Acontece que essa história de ficar com um olho no gato, outro no peixe e um terceiro só no caso é bem mais antiga que as religiões asiáticas – e que o próprio ser humano. Surgiu com répteis como os lagartos e anfíbios como as rãs. Entre o par de olhos tradicional, esses animais têm um minúsculo orifício fotossensível que capta variações de luz ao longo do dia – dando uma mãozinha para o cérebro na regulação do relógio biológico.

A estrutura, chamada “olho parietal”, não funciona usando o mesmo mecanismo bioquímico de um olho comum. Ela não forma imagens nítidas, e fica conectada diretamente à glândula pineal – um pequeno órgão no interior do crânio que libera substâncias responsáveis, entre outras coisas, pelo ciclo do sono. Os terapsídeos, ancestrais extintos dos mamíferos, também vinham de fábrica equipados com um olho auxiliar desses. Mas a seleção natural o tirou de nós. Pena.

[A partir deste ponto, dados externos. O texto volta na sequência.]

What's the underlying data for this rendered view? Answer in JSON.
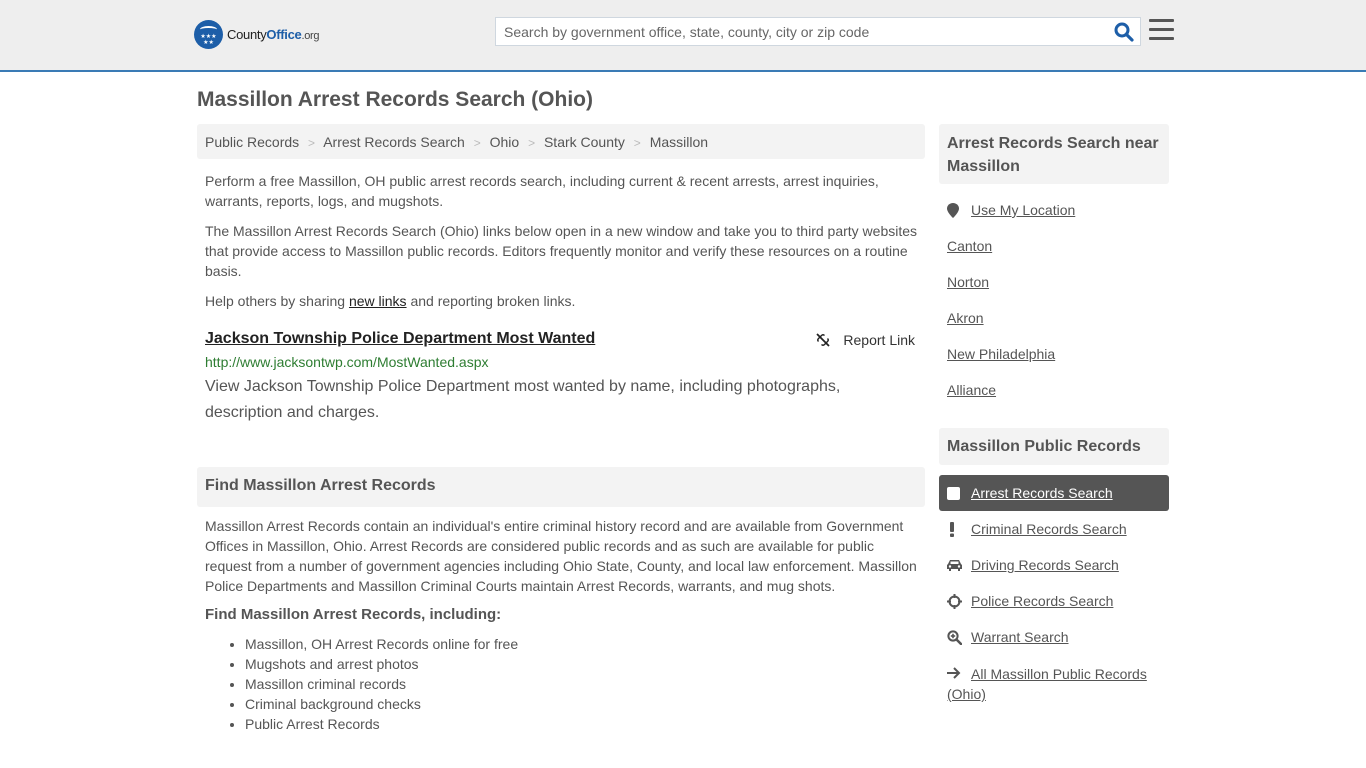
{
  "header": {
    "logo": {
      "name_part1": "County",
      "name_part2": "Office",
      "tld": ".org"
    },
    "search": {
      "placeholder": "Search by government office, state, county, city or zip code",
      "value": ""
    },
    "colors": {
      "brand": "#1d5ea8",
      "accent_line": "#3a7bb5"
    }
  },
  "page_title": "Massillon Arrest Records Search (Ohio)",
  "breadcrumb": [
    {
      "label": "Public Records"
    },
    {
      "label": "Arrest Records Search"
    },
    {
      "label": "Ohio"
    },
    {
      "label": "Stark County"
    },
    {
      "label": "Massillon"
    }
  ],
  "breadcrumb_separator": ">",
  "intro": {
    "p1": "Perform a free Massillon, OH public arrest records search, including current & recent arrests, arrest inquiries, warrants, reports, logs, and mugshots.",
    "p2": "The Massillon Arrest Records Search (Ohio) links below open in a new window and take you to third party websites that provide access to Massillon public records. Editors frequently monitor and verify these resources on a routine basis.",
    "p3_before": "Help others by sharing ",
    "p3_link": "new links",
    "p3_after": " and reporting broken links."
  },
  "results": [
    {
      "title": "Jackson Township Police Department Most Wanted",
      "url": "http://www.jacksontwp.com/MostWanted.aspx",
      "description": "View Jackson Township Police Department most wanted by name, including photographs, description and charges.",
      "report_label": "Report Link"
    }
  ],
  "find_section": {
    "heading": "Find Massillon Arrest Records",
    "body": "Massillon Arrest Records contain an individual's entire criminal history record and are available from Government Offices in Massillon, Ohio. Arrest Records are considered public records and as such are available for public request from a number of government agencies including Ohio State, County, and local law enforcement. Massillon Police Departments and Massillon Criminal Courts maintain Arrest Records, warrants, and mug shots.",
    "subheading": "Find Massillon Arrest Records, including:",
    "items": [
      "Massillon, OH Arrest Records online for free",
      "Mugshots and arrest photos",
      "Massillon criminal records",
      "Criminal background checks",
      "Public Arrest Records"
    ]
  },
  "sidebar_nearby": {
    "heading": "Arrest Records Search near Massillon",
    "use_location": "Use My Location",
    "cities": [
      "Canton",
      "Norton",
      "Akron",
      "New Philadelphia",
      "Alliance"
    ]
  },
  "sidebar_public_records": {
    "heading": "Massillon Public Records",
    "items": [
      {
        "label": "Arrest Records Search",
        "icon": "square-icon",
        "active": true
      },
      {
        "label": "Criminal Records Search",
        "icon": "exclamation-icon",
        "active": false
      },
      {
        "label": "Driving Records Search",
        "icon": "car-icon",
        "active": false
      },
      {
        "label": "Police Records Search",
        "icon": "crosshairs-icon",
        "active": false
      },
      {
        "label": "Warrant Search",
        "icon": "search-plus-icon",
        "active": false
      },
      {
        "label": "All Massillon Public Records (Ohio)",
        "icon": "arrow-right-icon",
        "active": false
      }
    ]
  }
}
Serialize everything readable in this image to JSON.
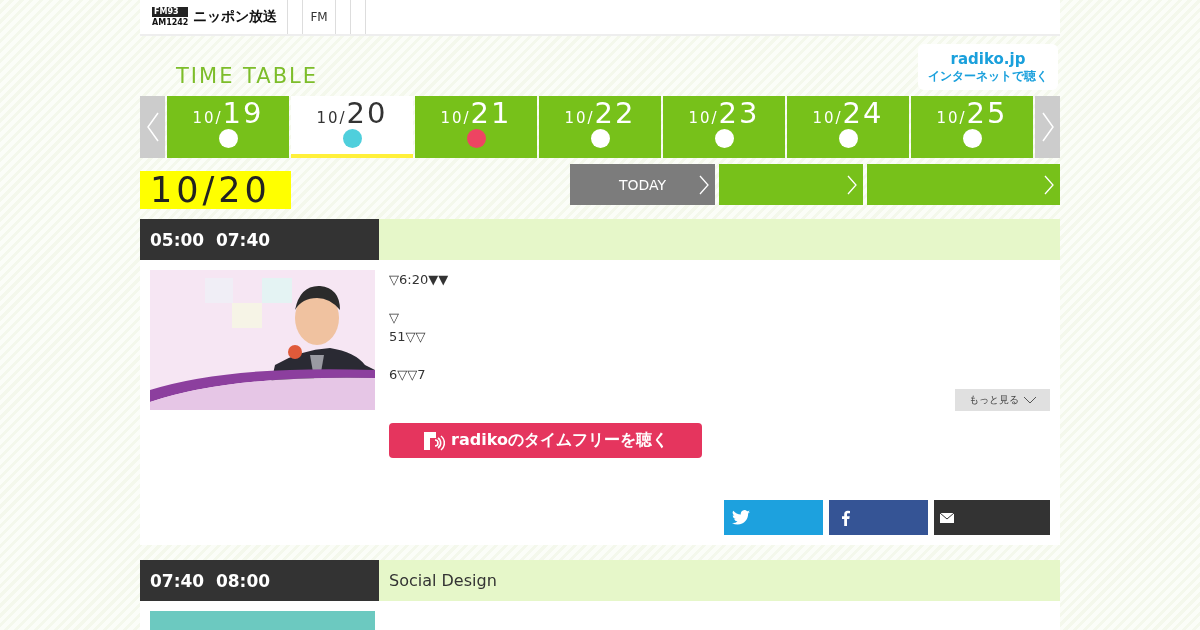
{
  "header": {
    "logo_small_top": "FM93",
    "logo_small_bottom": "AM1242",
    "logo": "ニッポン放送",
    "nav": [
      {
        "kind": "tab"
      },
      {
        "kind": "tab",
        "label": "FM"
      },
      {
        "kind": "tab"
      },
      {
        "kind": "tab"
      }
    ]
  },
  "title": "TIME TABLE",
  "radiko_badge": {
    "name": "radiko.jp",
    "tagline": "インターネットで聴く"
  },
  "dates": [
    {
      "month": "10/",
      "day": "19",
      "selected": false,
      "color": "#ffffff"
    },
    {
      "month": "10/",
      "day": "20",
      "selected": true,
      "color": "#4fcfdc"
    },
    {
      "month": "10/",
      "day": "21",
      "selected": false,
      "color": "#ee4462"
    },
    {
      "month": "10/",
      "day": "22",
      "selected": false,
      "color": "#ffffff"
    },
    {
      "month": "10/",
      "day": "23",
      "selected": false,
      "color": "#ffffff"
    },
    {
      "month": "10/",
      "day": "24",
      "selected": false,
      "color": "#ffffff"
    },
    {
      "month": "10/",
      "day": "25",
      "selected": false,
      "color": "#ffffff"
    }
  ],
  "current_date": "10/20",
  "day_buttons": [
    {
      "label": "TODAY",
      "kind": "today"
    },
    {
      "kind": "next"
    },
    {
      "kind": "next"
    }
  ],
  "programs": [
    {
      "start": "05:00",
      "end": "07:40",
      "description": [
        [
          "▽6:20▼▼"
        ],
        [
          "▽",
          "51▽▽"
        ],
        [
          "6▽▽7"
        ]
      ],
      "more": "もっと見る",
      "radiko_button": "radikoのタイムフリーを聴く",
      "share": [
        {
          "kind": "twitter"
        },
        {
          "kind": "facebook"
        },
        {
          "kind": "mail"
        }
      ]
    },
    {
      "start": "07:40",
      "end": "08:00",
      "title": "Social Design"
    }
  ]
}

O negócio é que, se dá para tirar um olho, também dá para instalar mais um, certo? Certíssimo. Paleontólogos da Universidade Yale analisaram o fóssil de um lagarto que viveu há 49 milhões de anos no estado de Wyoming, onde fica o famoso parque de Yellowstone, nos EUA. E descobriram que, além de um olho para a glândula pineal em si, ele também tinha um olho só para um anexo da glândula chamado “parapineal” – totalizando quatro estruturas de visão no crânio.

Esse é a primeira vez que um vertebrado com mandíbula e quatro olhos é documentado, o que é uma notícia e tanto para os biólogos. Até então, pensava-se que só as lampreias – peixes primitivos compridos, de boca redonda – contavam com um par extra de estruturas fotossensíveis. “Os fósseis que nós estudamos foram coletados em 1871, e estão em péssimo estado”, afirmou em comunicado Krister Smith, um dos autores do artigo científico. “Daria para perdoar alguém que os jogasse fora pensando que são inúteis. Nosso trabalho mostra que até indícios pequenos, fragmentados, podem ser extremamente úteis.” Em outras palavras, o calango quatro-olhos espreitava debaixo do nariz da ciência há muito tempo. Só faltava alguém abrir a gaveta do museu e tirar o pó.